Dava dosyasının incelenmesinden, Reklam Kurulunun 08.05.2007 tarih ve 140 sayılı toplantısında; davacıya ait www….net adresli internet sitesinde 05.05.2006 tarihinde www.interbahisler.com ve www…..com adlı sitelerin reklamının yapıldığı, bu durumun Milli Piyango İdaresi Genel Müdürlüğü tarafından davalı idareye bildirilmesi üzerine konunun incelemeye alındığı, yasadışı kumar sitesi niteliğinde olan söz konusu sitelerin reklamının yapılmasının mevzuata aykırılık taşıdığından bahisle idarî para cezası ve reklam durdurma cezası verilmesine ilişkin dava konusu işlemin tesis edildiği, bakılmakta olan davanın bu işlemin iptali istemiyle açıldığı anlaşılmaktadır.
4077 sayılı Kanun’un, 14.03.2003 tarihli Resmi Gazete’de yayımlanan 4822 sayılı Kanun’un 34. maddesi ile değişik 26. maddesinde; bu Kanun’da düzenlenen idari para cezalarının verilmesine ilişkin cezai zamanaşımı süresinin bir yıl olduğu; zamanaşımı süresinin, bu Kanun hükümlerine aykırı fiilin işlendiği tarihte başlayacağı hükme bağlanmış; 08.02.2008 tarihli Resmi Gazete’de yayımlanan 5728 sayılı Kanun’un 477. maddesi ile de 4077 sayılı Kanun’un 26. maddesinde yer alan bir yıllık zamanaşımını düzenleyen fıkra yürürlükten kaldırılmıştır.

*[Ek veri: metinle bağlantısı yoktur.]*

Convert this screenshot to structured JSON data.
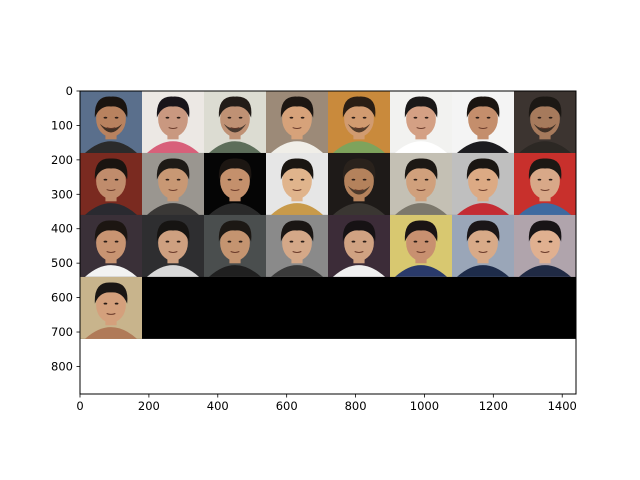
{
  "chart_data": {
    "type": "heatmap",
    "title": "",
    "xlabel": "",
    "ylabel": "",
    "xlim": [
      0,
      1440
    ],
    "ylim": [
      880,
      0
    ],
    "grid": false,
    "x_ticks": [
      0,
      200,
      400,
      600,
      800,
      1000,
      1200,
      1400
    ],
    "y_ticks": [
      0,
      100,
      200,
      300,
      400,
      500,
      600,
      700,
      800
    ],
    "image_grid": {
      "rows": 4,
      "cols": 8,
      "cell_size": 180,
      "filled_cells": 25,
      "background": "#000000"
    },
    "tiles": [
      {
        "bg": "#5a6f8c",
        "skin": "#b8825f",
        "hair": "#1a1410",
        "shirt": "#2b2b2b",
        "beard": true
      },
      {
        "bg": "#ece8e4",
        "skin": "#c99880",
        "hair": "#18141a",
        "shirt": "#d8607a",
        "beard": false
      },
      {
        "bg": "#dcdcd2",
        "skin": "#bf9174",
        "hair": "#221c18",
        "shirt": "#5d6e5a",
        "beard": true
      },
      {
        "bg": "#9c8a78",
        "skin": "#d6a27a",
        "hair": "#1c1612",
        "shirt": "#f0eee8",
        "beard": false
      },
      {
        "bg": "#c98a3c",
        "skin": "#d19b70",
        "hair": "#2a1e14",
        "shirt": "#7ea35c",
        "beard": true
      },
      {
        "bg": "#f2f2f0",
        "skin": "#d4a084",
        "hair": "#1a1818",
        "shirt": "#ffffff",
        "beard": false
      },
      {
        "bg": "#f4f4f4",
        "skin": "#c48e6c",
        "hair": "#1a1410",
        "shirt": "#1c1c20",
        "beard": false
      },
      {
        "bg": "#3c3430",
        "skin": "#a67a5c",
        "hair": "#1c1814",
        "shirt": "#2c2824",
        "beard": true
      },
      {
        "bg": "#7a2a20",
        "skin": "#c08c6c",
        "hair": "#1a1410",
        "shirt": "#2a2a30",
        "beard": false
      },
      {
        "bg": "#9a9690",
        "skin": "#c89874",
        "hair": "#1e1a16",
        "shirt": "#3a3836",
        "beard": false
      },
      {
        "bg": "#050505",
        "skin": "#c4906c",
        "hair": "#1c1612",
        "shirt": "#2a2a2a",
        "beard": false
      },
      {
        "bg": "#e6e6e6",
        "skin": "#e0b48c",
        "hair": "#1a1612",
        "shirt": "#c89a4a",
        "beard": false
      },
      {
        "bg": "#1e1a18",
        "skin": "#b4825c",
        "hair": "#2a221c",
        "shirt": "#3a3632",
        "beard": true
      },
      {
        "bg": "#c4c0b4",
        "skin": "#d0a07c",
        "hair": "#1c1814",
        "shirt": "#7c786c",
        "beard": false
      },
      {
        "bg": "#bfbfbf",
        "skin": "#dcaa84",
        "hair": "#1a1612",
        "shirt": "#c42c34",
        "beard": false
      },
      {
        "bg": "#c8302c",
        "skin": "#d8a888",
        "hair": "#1c1814",
        "shirt": "#3e6aa0",
        "beard": false
      },
      {
        "bg": "#3a3038",
        "skin": "#c89472",
        "hair": "#1c1612",
        "shirt": "#f2f2f2",
        "beard": false
      },
      {
        "bg": "#2e2e30",
        "skin": "#ceA080",
        "hair": "#161412",
        "shirt": "#d8d8d8",
        "beard": false
      },
      {
        "bg": "#4a4e4e",
        "skin": "#c49470",
        "hair": "#1c1814",
        "shirt": "#202020",
        "beard": false
      },
      {
        "bg": "#8a8a8a",
        "skin": "#d4a888",
        "hair": "#1a1614",
        "shirt": "#3a3a3a",
        "beard": false
      },
      {
        "bg": "#3c2c38",
        "skin": "#d0a282",
        "hair": "#161214",
        "shirt": "#f0f0f0",
        "beard": false
      },
      {
        "bg": "#d8c870",
        "skin": "#c89070",
        "hair": "#1a1414",
        "shirt": "#2a3a6a",
        "beard": false
      },
      {
        "bg": "#9aa6b8",
        "skin": "#d8aa88",
        "hair": "#1a1618",
        "shirt": "#1e2c4a",
        "beard": false
      },
      {
        "bg": "#b0a4ac",
        "skin": "#e0b090",
        "hair": "#181416",
        "shirt": "#202a44",
        "beard": false
      },
      {
        "bg": "#c8b48c",
        "skin": "#d4a07c",
        "hair": "#1a1614",
        "shirt": "#b07a58",
        "beard": false
      }
    ]
  }
}
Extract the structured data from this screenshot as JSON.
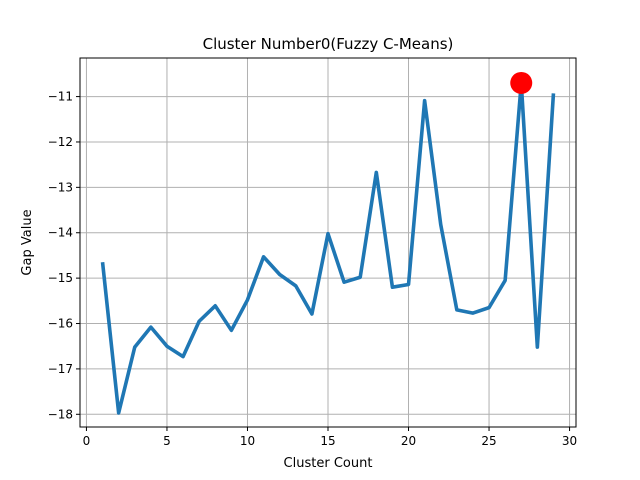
{
  "chart_data": {
    "type": "line",
    "title": "Cluster Number0(Fuzzy C-Means)",
    "xlabel": "Cluster Count",
    "ylabel": "Gap Value",
    "xlim": [
      -0.4,
      30.4
    ],
    "ylim": [
      -18.28,
      -10.15
    ],
    "xticks": [
      0,
      5,
      10,
      15,
      20,
      25,
      30
    ],
    "xtick_labels": [
      "0",
      "5",
      "10",
      "15",
      "20",
      "25",
      "30"
    ],
    "yticks": [
      -18,
      -17,
      -16,
      -15,
      -14,
      -13,
      -12,
      -11
    ],
    "ytick_labels": [
      "−18",
      "−17",
      "−16",
      "−15",
      "−14",
      "−13",
      "−12",
      "−11"
    ],
    "grid": true,
    "series": [
      {
        "color": "#1f77b4",
        "x": [
          1,
          2,
          3,
          4,
          5,
          6,
          7,
          8,
          9,
          10,
          11,
          12,
          13,
          14,
          15,
          16,
          17,
          18,
          19,
          20,
          21,
          22,
          23,
          24,
          25,
          26,
          27,
          28,
          29
        ],
        "y": [
          -14.65,
          -17.97,
          -16.52,
          -16.08,
          -16.5,
          -16.73,
          -15.95,
          -15.61,
          -16.15,
          -15.48,
          -14.53,
          -14.92,
          -15.17,
          -15.79,
          -14.02,
          -15.09,
          -14.98,
          -12.67,
          -15.2,
          -15.14,
          -11.09,
          -13.82,
          -15.7,
          -15.77,
          -15.65,
          -15.05,
          -10.7,
          -16.52,
          -10.93
        ]
      }
    ],
    "highlight": {
      "x": 27,
      "y": -10.7,
      "color": "#ff0000"
    }
  }
}
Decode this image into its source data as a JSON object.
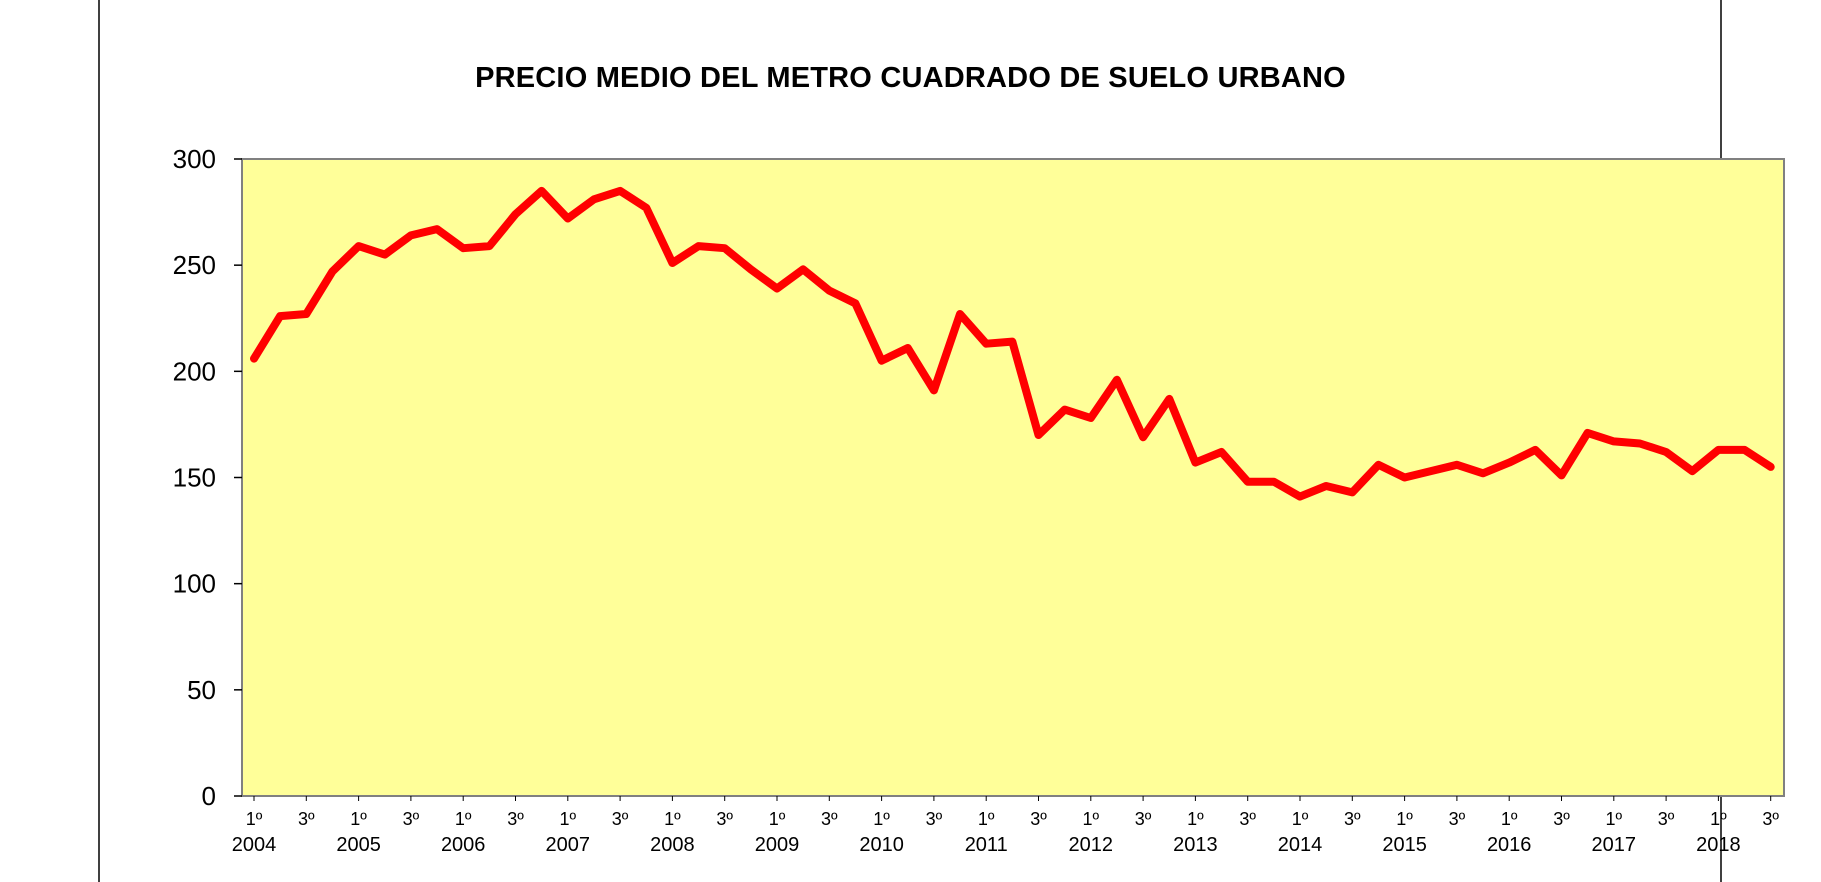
{
  "chart_data": {
    "type": "line",
    "title": "PRECIO MEDIO DEL METRO CUADRADO DE SUELO URBANO",
    "xlabel": "",
    "ylabel": "",
    "ylim": [
      0,
      300
    ],
    "yticks": [
      0,
      50,
      100,
      150,
      200,
      250,
      300
    ],
    "grid": false,
    "legend": "none",
    "colors": {
      "line": "#ff0000",
      "plot_background": "#ffff99",
      "plot_border": "#808080",
      "frame": "#000000"
    },
    "quarter_tick_labels": [
      "1º",
      "3º",
      "1º",
      "3º",
      "1º",
      "3º",
      "1º",
      "3º",
      "1º",
      "3º",
      "1º",
      "3º",
      "1º",
      "3º",
      "1º",
      "3º",
      "1º",
      "3º",
      "1º",
      "3º",
      "1º",
      "3º",
      "1º",
      "3º",
      "1º",
      "3º",
      "1º",
      "3º",
      "1º",
      "3º"
    ],
    "year_labels": [
      "2004",
      "2005",
      "2006",
      "2007",
      "2008",
      "2009",
      "2010",
      "2011",
      "2012",
      "2013",
      "2014",
      "2015",
      "2016",
      "2017",
      "2018"
    ],
    "series": [
      {
        "values": [
          206,
          226,
          227,
          247,
          259,
          255,
          264,
          267,
          258,
          259,
          274,
          285,
          272,
          281,
          285,
          277,
          251,
          259,
          258,
          248,
          239,
          248,
          238,
          232,
          205,
          211,
          191,
          227,
          213,
          214,
          170,
          182,
          178,
          196,
          169,
          187,
          157,
          162,
          148,
          148,
          141,
          146,
          143,
          156,
          150,
          153,
          156,
          152,
          157,
          163,
          151,
          171,
          167,
          166,
          162,
          153,
          163,
          163,
          155
        ]
      }
    ]
  }
}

31.03.2005 tarihli Resmi Gazete’de yayımlanan 5326 sayılı Kabahatler Kanununun 3. maddesinde; bu Kanun’un genel hükümlerinin diğer yasalardaki kabahatler hakkında da uygulanacağı; aynı Kanun’un “Soruşturma Zamanaşımı“ başlıklı 20. maddesinde ise; soruşturma zamanaşımı süresinin; a) Yüzbin Türk Lirası veya daha fazla idarî para cezasını gerektiren kabahatlerde beş; b) Ellibin Türk Lirası veya daha fazla idarî para cezasını gerektiren kabahatlerde dört, c) Yirmibin Türk Lirası veya daha fazla idarî para cezasını gerektiren kabahatlerde üç, d) Yirmibin Türk Lirasına kadar idarî para cezasını gerektiren kabahatlerde iki yıl olduğu; zamanaşımı süresinin, kabahate ilişkin tanımdaki fiilin işlenmesiyle veya neticenin gerçekleşmesiyle işlemeye başlayacağı kurala bağlanmıştır.
Uyuşmazlıkta, idari para cezası ve durdurma cezasının dayanağı yayın 05.05.2006 tarihinde yapılmakla birlikte, söz konusu yayın ile ilgili olarak 08.05.2007 tarihli Reklam Kurulu toplantısında idari para cezası ve durdurma cezası verilmesine karar verildiğinden; idari para cezasının verilebilmesi açısından cezai zamanaşımı süresinin belirlenmesi önem taşımaktadır.
5326 sayılı Kabahatler Kanunu’nun 3. maddesinde; Kanun’un genel hükümlerinin diğer kanunlardaki kabahatler hakkında da uygulanacağı kurala bağlandığından, 5326 sayılı Kanun’un, kabahatlerin zamanaşımı süresine yönelik düzenleme açısından özel nitelikli Kanun olduğu sonucuna ulaşılmaktadır.
Buna göre; 5326 sayılı Kanun’un yürürlüğe girmesi ile 4077 sayılı Kanun’un, idari para cezalarına ilişkin öngörmüş olduğu bir yıllık zamanaşımı süresinin artık uygulanamayacağı ve 4077 sayılı Kanun’un, zamanaşımına ilişkin hükümleri açısından 5326 sayılı Kabahatler Kanununun 20. maddesine tabi olacağı açık olup; dava konusu idari para cezasının, 5326 sayılı Kanun’un 20. maddesi uyarınca zamanaşımı süresi dolmadan tesis edildiği anlaşılmaktadır.
Bu durumda, İdare Mahkemesi’nce işin esası hakkında bir karar verilmesi gerekirken, dava konusu işlemin zamanaşımı bulunduğu gerekçesiyle iptaline karar verilmesinde hukuka uyarlık bulunmamaktadır.
Açıklanan nedenlerle, davalının temyiz isteminin kabulü ile … İdare Mahkemesi’nin … tarih ve E:…, K:.. sayılı kararının BOZULMASINA, yeniden bir karar verilmek üzere dosyanın adı geçen Mahkeme’ye gönderilmesine 10.06.2011 tarihinde oybirliğiyle karar verildi.